In contrast, risk behaviour information which is restricted to a short period may preclude high-risk sharing episodes that occur prior to the period of interest. In other cases, periods of injecting may be intermittent and, thus, overestimate HCV infection risk during periods of noninjecting. Except for one study , there was little evidence for periods of noninjecting to be accounted for. The inclusion of lower-risk periods can lead to misclassification of equipment sharing and underestimation of the association between sharing and HCV infection.
Researchers should strive to improve on several methodological aspects in order to better address the limitations identified in this review. First, additional prospective studies are needed to distinguish the relative contribution of the various types of drug preparation materials to HCV infection. This would allow for more specific identification of materials which carry the highest risk of HCV infection. Second, future research should aim to increase comparability of results across studies by a more justified choice of risk periods and consistency in the definitions of injection drug use and equipment sharing. Finally, water for drug preparation, unlike water for equipment rinsing, was seldom considered as a potential risk factor for HCV seroconversion.

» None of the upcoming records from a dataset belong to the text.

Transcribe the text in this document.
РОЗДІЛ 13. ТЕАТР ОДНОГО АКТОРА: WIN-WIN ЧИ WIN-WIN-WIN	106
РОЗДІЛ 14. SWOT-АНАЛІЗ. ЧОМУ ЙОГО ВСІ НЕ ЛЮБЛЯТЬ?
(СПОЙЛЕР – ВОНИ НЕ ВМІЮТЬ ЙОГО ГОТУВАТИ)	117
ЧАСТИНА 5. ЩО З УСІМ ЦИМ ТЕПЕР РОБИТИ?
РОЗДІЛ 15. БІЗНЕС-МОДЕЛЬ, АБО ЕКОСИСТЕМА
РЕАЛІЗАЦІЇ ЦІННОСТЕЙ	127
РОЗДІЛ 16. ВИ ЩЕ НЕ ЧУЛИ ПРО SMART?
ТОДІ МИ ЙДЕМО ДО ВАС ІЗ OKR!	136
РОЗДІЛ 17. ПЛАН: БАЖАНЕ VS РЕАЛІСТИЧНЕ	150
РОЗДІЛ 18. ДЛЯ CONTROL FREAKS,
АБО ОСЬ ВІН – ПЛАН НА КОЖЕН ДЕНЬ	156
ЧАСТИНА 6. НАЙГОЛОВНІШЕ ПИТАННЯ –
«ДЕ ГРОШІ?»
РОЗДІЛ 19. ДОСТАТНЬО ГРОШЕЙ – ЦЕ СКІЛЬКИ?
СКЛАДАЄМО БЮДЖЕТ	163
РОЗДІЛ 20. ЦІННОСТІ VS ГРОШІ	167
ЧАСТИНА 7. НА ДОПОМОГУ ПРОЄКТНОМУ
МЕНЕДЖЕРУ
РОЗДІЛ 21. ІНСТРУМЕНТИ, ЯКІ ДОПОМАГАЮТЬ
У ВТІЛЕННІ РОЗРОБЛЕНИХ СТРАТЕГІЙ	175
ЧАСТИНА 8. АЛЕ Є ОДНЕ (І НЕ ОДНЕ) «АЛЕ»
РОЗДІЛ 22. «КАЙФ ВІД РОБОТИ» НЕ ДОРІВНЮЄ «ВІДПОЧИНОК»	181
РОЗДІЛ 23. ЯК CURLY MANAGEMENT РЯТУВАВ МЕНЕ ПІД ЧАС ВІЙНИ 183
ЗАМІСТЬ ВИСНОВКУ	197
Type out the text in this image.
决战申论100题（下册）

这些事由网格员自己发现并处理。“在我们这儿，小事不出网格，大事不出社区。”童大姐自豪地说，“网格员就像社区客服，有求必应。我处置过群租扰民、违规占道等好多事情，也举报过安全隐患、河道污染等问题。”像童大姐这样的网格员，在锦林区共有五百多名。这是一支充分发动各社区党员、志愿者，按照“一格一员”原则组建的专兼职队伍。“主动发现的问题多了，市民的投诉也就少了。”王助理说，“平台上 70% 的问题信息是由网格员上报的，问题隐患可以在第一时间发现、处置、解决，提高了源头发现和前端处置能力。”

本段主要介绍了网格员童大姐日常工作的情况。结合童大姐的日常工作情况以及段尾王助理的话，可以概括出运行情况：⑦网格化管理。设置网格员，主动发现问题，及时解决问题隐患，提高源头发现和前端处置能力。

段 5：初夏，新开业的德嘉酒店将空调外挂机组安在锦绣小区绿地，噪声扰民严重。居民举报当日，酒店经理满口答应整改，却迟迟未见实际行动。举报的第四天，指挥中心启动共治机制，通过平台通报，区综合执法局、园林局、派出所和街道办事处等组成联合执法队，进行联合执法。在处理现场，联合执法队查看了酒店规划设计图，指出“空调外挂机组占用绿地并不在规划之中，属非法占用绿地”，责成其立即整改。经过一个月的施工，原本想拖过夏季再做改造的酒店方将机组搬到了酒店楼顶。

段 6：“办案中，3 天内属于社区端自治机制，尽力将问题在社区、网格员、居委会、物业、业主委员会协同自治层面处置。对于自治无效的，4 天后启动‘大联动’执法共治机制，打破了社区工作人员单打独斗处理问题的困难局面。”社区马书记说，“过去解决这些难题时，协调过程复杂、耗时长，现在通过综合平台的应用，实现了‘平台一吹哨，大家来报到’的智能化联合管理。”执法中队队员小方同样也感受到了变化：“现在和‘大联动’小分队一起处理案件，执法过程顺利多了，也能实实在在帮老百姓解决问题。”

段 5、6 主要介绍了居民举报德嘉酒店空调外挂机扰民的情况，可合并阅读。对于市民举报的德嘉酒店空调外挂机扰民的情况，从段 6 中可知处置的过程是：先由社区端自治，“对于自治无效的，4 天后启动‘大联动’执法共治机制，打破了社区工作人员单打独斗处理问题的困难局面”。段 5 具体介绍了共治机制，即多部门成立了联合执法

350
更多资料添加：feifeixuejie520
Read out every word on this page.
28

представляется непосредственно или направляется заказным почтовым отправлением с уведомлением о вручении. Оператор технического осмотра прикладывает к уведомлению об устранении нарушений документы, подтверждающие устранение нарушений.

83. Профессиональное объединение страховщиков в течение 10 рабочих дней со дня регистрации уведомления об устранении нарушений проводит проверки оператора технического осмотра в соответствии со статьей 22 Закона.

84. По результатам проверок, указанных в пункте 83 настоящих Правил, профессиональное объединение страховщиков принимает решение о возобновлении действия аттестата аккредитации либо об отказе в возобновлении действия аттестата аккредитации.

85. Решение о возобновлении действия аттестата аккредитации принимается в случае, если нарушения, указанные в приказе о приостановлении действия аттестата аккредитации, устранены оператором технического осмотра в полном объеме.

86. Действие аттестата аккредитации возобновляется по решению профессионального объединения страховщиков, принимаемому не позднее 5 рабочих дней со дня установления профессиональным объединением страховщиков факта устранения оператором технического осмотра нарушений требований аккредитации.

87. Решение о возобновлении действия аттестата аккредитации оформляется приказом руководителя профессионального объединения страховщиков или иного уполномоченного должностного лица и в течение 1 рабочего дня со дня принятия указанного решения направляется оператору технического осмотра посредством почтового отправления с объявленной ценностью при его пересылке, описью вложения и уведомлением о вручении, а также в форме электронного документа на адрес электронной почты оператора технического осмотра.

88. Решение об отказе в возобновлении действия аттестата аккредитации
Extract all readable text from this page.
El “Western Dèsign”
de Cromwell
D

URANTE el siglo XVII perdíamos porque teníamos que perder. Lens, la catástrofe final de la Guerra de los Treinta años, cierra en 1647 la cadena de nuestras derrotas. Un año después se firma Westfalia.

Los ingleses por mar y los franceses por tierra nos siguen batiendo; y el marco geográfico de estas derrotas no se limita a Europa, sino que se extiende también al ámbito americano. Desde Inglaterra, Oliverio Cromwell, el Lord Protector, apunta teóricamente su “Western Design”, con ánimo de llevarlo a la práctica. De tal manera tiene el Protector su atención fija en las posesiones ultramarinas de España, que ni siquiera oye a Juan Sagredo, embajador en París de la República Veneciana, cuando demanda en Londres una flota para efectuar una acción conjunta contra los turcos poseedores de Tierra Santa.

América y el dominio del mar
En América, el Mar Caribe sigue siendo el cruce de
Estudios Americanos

Other materials such as swabs and tourniquets were also rarely examined. Nevertheless, our review of the literature reinforces the need to recommend the use of sterile injecting equipment for all episodes of drug injecting.
The current evidence regarding drug preparation equipment sharing and HCV incidence is not overwhelming. To further differentiate the impact of various injecting equipment on HCV risk, additional longitudinal studies are needed that have longer and more rigorous follow-up, more appropriately control for potential and known confounders, adequately adjust for periods of noninjecting and use consistent definitions of risk behaviour.